Thankfully, not the Social Security 2100 Act. That act increases Social Security benefits by raising the amount paid out by about 2 percent, improves the annual cost-of-living adjustment (COLA) formula, establishes a new minimum benefit at 25 percent above the poverty line tied to wage levels, and raises the income threshold to $50,000 ($100,000 for married couples) before Social Security benefits are taxed. But to pay for those changes, it would gradually phase in an increase in the Social Security tax rate to 14.8 percent by 2043 and apply the payroll tax to wages above $400,000.
Never fear, the Heritage Foundation has a plan. But unfortunately, it is not to abolish the Social Security system.
The Heritage Foundation has just issued a new report by Rachel Greszler on how “the next administration and the 117th Congress could modernize Social Security, increase benefits for lower-income workers, reduce Social Security taxes for everyone, and give individuals and families more control over their incomes and life circumstances.”
The report proposes seven reforms:
- Reduce Social Security’s tax rate from 12.4 to 10.1 percent.
- Give workers an ownership option in Social Security.
- Gradually shift Social Security to a flat benefit.
- Update Social Security’s eligibility age and index it to life expectancy.
- Use a more accurate inflation index such as the chained CPI.
- Let workers opt out of Social Security’s earnings test.
- Modernize the spousal benefit.
I note also that the Heritage plan does not have a hidden tax increase. Social Security taxes are currently levied on one’s income only up to $137,700 ($142,800 beginning in 2021). The Heritage plan does not advocate raising or eliminating this income threshold like the Social Security 2100 Act and other reform plans.

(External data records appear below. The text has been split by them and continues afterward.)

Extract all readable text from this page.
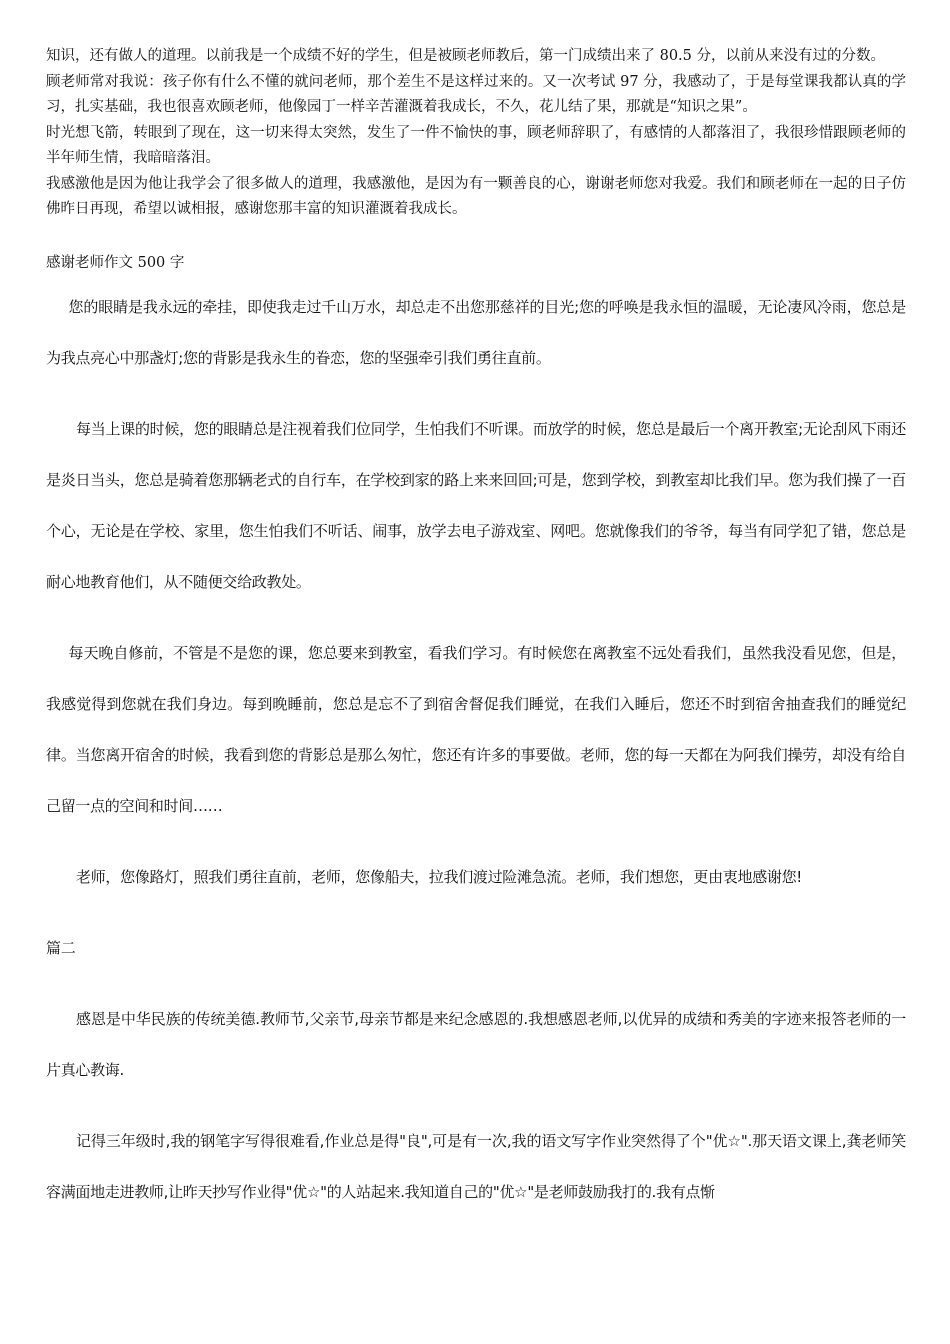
知识，还有做人的道理。以前我是一个成绩不好的学生，但是被顾老师教后，第一门成绩出来了 80.5 分，以前从来没有过的分数。

顾老师常对我说：孩子你有什么不懂的就问老师，那个差生不是这样过来的。又一次考试 97 分，我感动了，于是每堂课我都认真的学习，扎实基础，我也很喜欢顾老师，他像园丁一样辛苦灌溉着我成长，不久，花儿结了果，那就是“知识之果”。

时光想飞箭，转眼到了现在，这一切来得太突然，发生了一件不愉快的事，顾老师辞职了，有感情的人都落泪了，我很珍惜跟顾老师的半年师生情，我暗暗落泪。

我感激他是因为他让我学会了很多做人的道理，我感激他，是因为有一颗善良的心，谢谢老师您对我爱。我们和顾老师在一起的日子仿佛昨日再现，希望以诚相报，感谢您那丰富的知识灌溉着我成长。

感谢老师作文 500 字

您的眼睛是我永远的牵挂，即使我走过千山万水，却总走不出您那慈祥的目光;您的呼唤是我永恒的温暖，无论凄风冷雨，您总是为我点亮心中那盏灯;您的背影是我永生的眷恋，您的坚强牵引我们勇往直前。

每当上课的时候，您的眼睛总是注视着我们位同学，生怕我们不听课。而放学的时候，您总是最后一个离开教室;无论刮风下雨还是炎日当头，您总是骑着您那辆老式的自行车，在学校到家的路上来来回回;可是，您到学校，到教室却比我们早。您为我们操了一百个心，无论是在学校、家里，您生怕我们不听话、闹事，放学去电子游戏室、网吧。您就像我们的爷爷，每当有同学犯了错，您总是耐心地教育他们，从不随便交给政教处。

每天晚自修前，不管是不是您的课，您总要来到教室，看我们学习。有时候您在离教室不远处看我们，虽然我没看见您，但是，我感觉得到您就在我们身边。每到晚睡前，您总是忘不了到宿舍督促我们睡觉，在我们入睡后，您还不时到宿舍抽查我们的睡觉纪律。当您离开宿舍的时候，我看到您的背影总是那么匆忙，您还有许多的事要做。老师，您的每一天都在为阿我们操劳，却没有给自己留一点的空间和时间……

老师，您像路灯，照我们勇往直前，老师，您像船夫，拉我们渡过险滩急流。老师，我们想您，更由衷地感谢您!

篇二

感恩是中华民族的传统美德.教师节,父亲节,母亲节都是来纪念感恩的.我想感恩老师,以优异的成绩和秀美的字迹来报答老师的一片真心教诲.

记得三年级时,我的钢笔字写得很难看,作业总是得"良",可是有一次,我的语文写字作业突然得了个"优☆".那天语文课上,龚老师笑容满面地走进教师,让昨天抄写作业得"优☆"的人站起来.我知道自己的"优☆"是老师鼓励我打的.我有点惭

So, what’s not to like? Aren’t lower Social Security taxes a good thing? Shouldn’t Americans have the option of putting a portion of their payroll taxes into a personal investment account? Isn’t it true that life expectancy is much higher now than when Social Security was instituted in 1935? Won’t these reforms make a “popular federal program better”?
Perhaps. But that’s not the issue. Federal programs that are unconstitutional — such as Social Security — should not be made better: they should be abolished. It doesn’t matter whether they are popular or unpopular. If they end up being “better” as a consequence of their being started on the road to their abolition, then that is good, but irrelevant.
The problem with the new Heritage plan — and all of the previous Heritage plans — is that it is a reform plan instead of a reduction plan, a phase-out plan, or an elimination plan. If this plan were the first plank in a ten-year plan to completely abolish the Social Security program, then perhaps it might be worthwhile.
But that’s not the only problem with it. Here is what the report means by gradually shifting Social Security to a flat benefit:
Social Security was not intended to be an income-replacement program, but to prevent poverty in old age; and yet, it provides the largest benefits to the highest-income people with the least need. By very gradually shifting Social Security toward a universal, anti-poverty benefit, increasing benefits for low-income earners and reducing them for upper-income earners, Social Security’s solvency could be preserved and everyone could eventually pay less in Social Security taxes
Sounds like a universal basic income for retired people.
Greszler actually acknowledges that Social Security is now “an intergenerational redistribution program.” She wants to return the program to its original purpose, that of preventing poverty in old age. The problem with that is that Social Security from the very beginning has always been an intergenerational redistribution program where the young who work are forced to support the elderly who don’t. It has always been based on coercion. No one ever had the option of preventing himself from falling into poverty in old age and not participating in the Social Security system.
The Heritage Foundation claims to be “the most influential think tank in the world.” Let’s hope its plans to reform unconstitutional government programs don’t have much influence.